Debugging
With all the moving pieces in tauri, you may need to investigate what is happening - or going wrong. There are several consoles that will help you discover what's going on where and give you insight into what is going wrong.
Rust Console
When you run a tauri app (except when it has been bundled and you are running that bundle) you will have a rust console available. This is in the terminal where you ran e.g. tauri dev
. You can use the following code to print something to that console from within a rust file:
println!("Message from rust: {}", msg);
Sometimes you may have an error in your rust code, and the rust compiler can give you lots of information. If, for example, tauri dev
crashes, you can rerun it like this on Linux and MacOS:
RUST_DEBUG=1 tauri dev
or like this on MS Windows:
set RUST_DEBUG=1
tauri dev
This will give you a granular stack trace. Generally speaking, the rust compiler will help you by giving you detailed information about the issue, such as:
For more information about this error, try `rustc --explain E0433`
Webview JS Console
Linux & MacOS
Right click in the webview, and choose Inspect Element
. This will open up a web-inspector, as you are used to seeing and using it.
Windows
If you enable the Edge backend (web-view = { version = "*", features = ["edge"] } in Cargo.toml) you can use the standalone Edge DevTools app.
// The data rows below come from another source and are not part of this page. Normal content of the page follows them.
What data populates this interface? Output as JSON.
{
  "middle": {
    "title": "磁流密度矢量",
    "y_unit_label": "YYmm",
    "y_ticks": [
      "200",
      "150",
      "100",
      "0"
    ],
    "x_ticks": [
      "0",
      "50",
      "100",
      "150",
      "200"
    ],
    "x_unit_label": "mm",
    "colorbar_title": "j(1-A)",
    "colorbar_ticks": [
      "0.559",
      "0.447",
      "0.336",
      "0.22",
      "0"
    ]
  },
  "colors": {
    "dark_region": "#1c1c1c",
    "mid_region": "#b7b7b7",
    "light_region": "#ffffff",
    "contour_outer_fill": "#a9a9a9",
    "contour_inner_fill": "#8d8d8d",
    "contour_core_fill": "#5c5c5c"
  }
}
This enables you to connect the dev tools to your Rust-backed web view as if it were a normal Edge window. (Thanks to @dkaste for providing the solution in this issue.
If you are using MSHTML, then you will probably have to use firebug:
<script type="text/javascript" src="https://getfirebug.com/firebug-lite.js"></script>
See this thread for more information.
Create a debugging BUILD
There are cases where you might need to inspect the JS console in the final bundle, so tauri provides a simple command to create a debugging bundle:
local: yarn tauri build --debug
global: tauri build --debug
Like the normal build and dev processes, the first time you run this it will take more time than subsequent runs. However, the final bundled app will be placed in src-tauri/target/debug/bundle
. That app will ship with the development console enabled.
Run your app from the terminal
You can also run a built app from the terminal, which will also give you the rust compiler notes (in case of errors) or your println
messages. Just find the file src-tauri/target/release/app
and either double click it (but be warned, the terminal will close on errors) or just run it in directly in your console.